Ah, send him back home Monterey

And she prayed for the wind

and the sailor that day

Monterey

"Come, daughter," James cajoled gently as he pulled Sara to her feet. "You need to return to your chambers and get dressed. The carriage has been prepared and Heather is waiting." Sara nodded and placed her hand on her father's arm, allowing him to lead her from the hall.

"If it makes you feel any better," he began, shooting her a sardonic look from the corner of his eye, "Heather made me sleep on that damnable tiny sofa in the sitting room last night." He stretched his torso, rocking his neck from side to side as he rubbed his lower back with his free hand. "Trying to sleep on that rotten piece of furniture is like trying to sleep on a pile of rocks. Heather may be sympathetic and understands my reasoning but she most heartily disapproves of my methods and was not shy in making known her displeasure." He gave a gentle pat to the slender hand lying securely in the crook of his elbow. "For what it is worth, Heather is convinced that Grissom will defy me for she truly believes he loves you above all else." James lifted his eyes towards the heavens. "I pray she is right."

"Where are we going?" Sara asked as they continued their trek towards the stairs.

James eyes twinkled with mischief. "To get dressed," came his reply.

"No Father," Sara scoffed, rolling her eyes. "Where are we going in the carriage?"

"We shall follow the road North to see which path Gil has chosen."

"Father. I want you to promise me something."

"If I can, I will."

Sara Lay her head against her father's shoulder as they approached the staircase. "When Grissom chooses me, and we both know deep in our hearts he will, you must show how much you honor Heather and marry her." James started to protest but Sara silenced him with a dainty wave of her slender hand. "Turnabout is fair play after all. I am going to force you to make a choice just like you are forcing Grissom to choose. You know as well as I that Heather does not deserve to be called slut or seen as a common whore. She deserves far better and you know it."

The king sighed heavily. "Let the wedding plans begin," he mumbled with a shudder.

Before the wind

And the sun does him in

Ah, send him back home Monterey

And she prayed for the wind

and the sailor that day

Monterey[ii]


[i] Psalms 27:1-6 (D-R) (1) The Lord is my light and my deliverance; whom have I to fear?

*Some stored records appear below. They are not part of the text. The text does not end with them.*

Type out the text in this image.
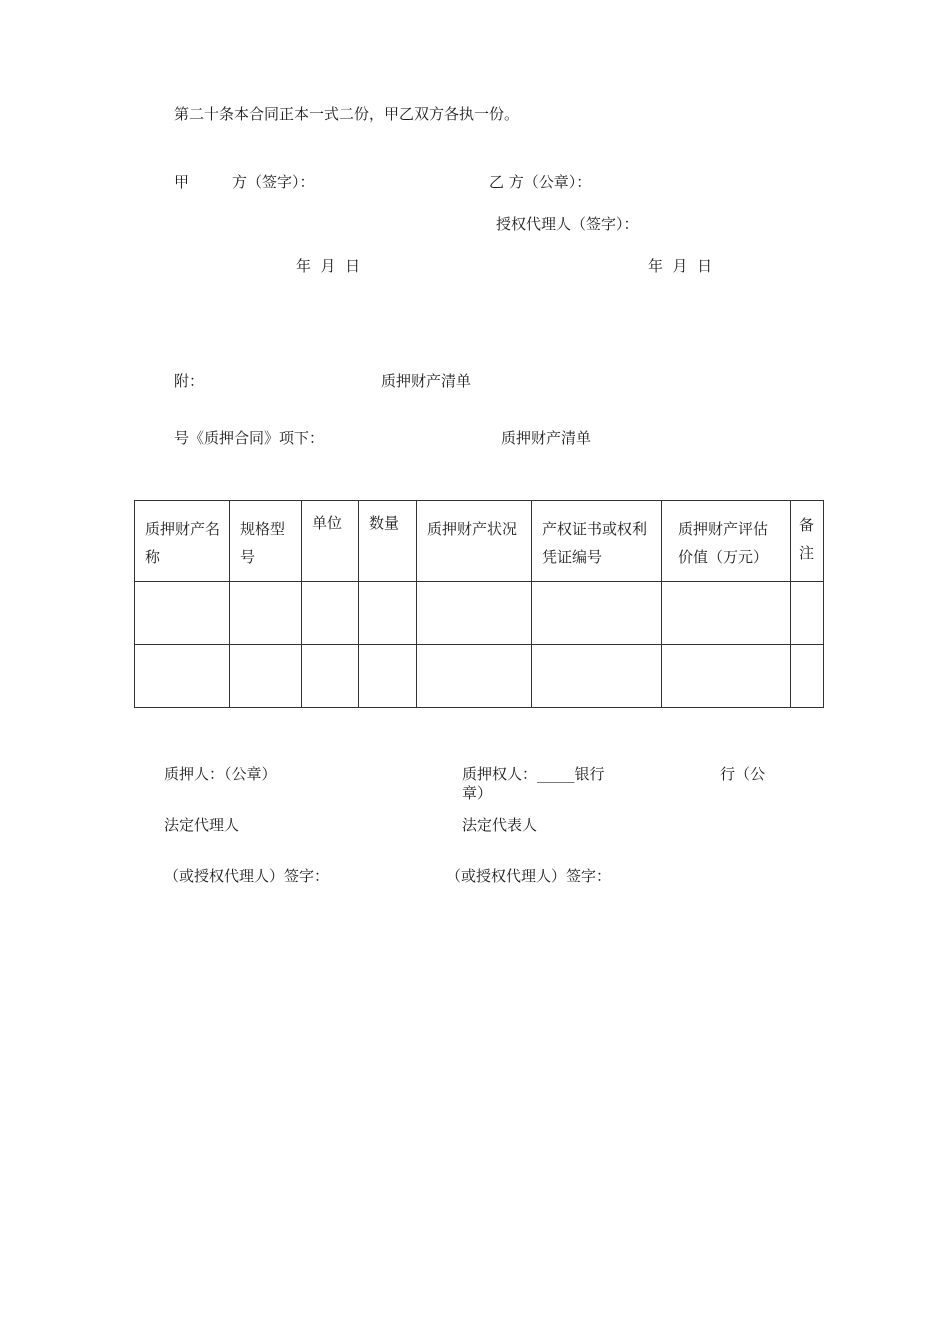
第二十条本合同正本一式二份，甲乙双方各执一份。
甲	方（签字）：	乙 方（公章）：
授权代理人（签字）：
年  月  日	年  月  日
附：	质押财产清单
号《质押合同》项下：	质押财产清单
质押财产名称	规格型号	单位	数量	质押财产状况	产权证书或权利凭证编号	质押财产评估价值（万元）	备注

质押人：（公章）	质押权人：_____银行	行（公
章）
法定代理人	法定代表人
（或授权代理人）签字：	（或授权代理人）签字：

The Lord watches over my life; whom shall I hold in dread? (2) Vainly the malicious close about me, as if they would tear me in pieces, vainly my enemies threaten me; all at once they stumble and fall. (3) Though a whole host were arrayed against me, my heart would be undaunted; though an armed onset should threaten me, still I would not lose my confidence. (4) One request I have ever made of the Lord, let me claim it still, to dwell in the Lord's house my whole life long, resting content in the Lord's goodness, gazing at his temple. (5) In his royal tent he hides me, in the inmost recess of his royal tent, safe from peril. (6) On a rock fastness he lifts me high up; my head rises high above the enemies that encompass me. I will make an offering of triumphant music in this tabernacle of his, singing and praising the Lord.

[ii] John Stewart, "Monterey," Dream Babies Go Hollywood, by John Stewart, RSO, 1980.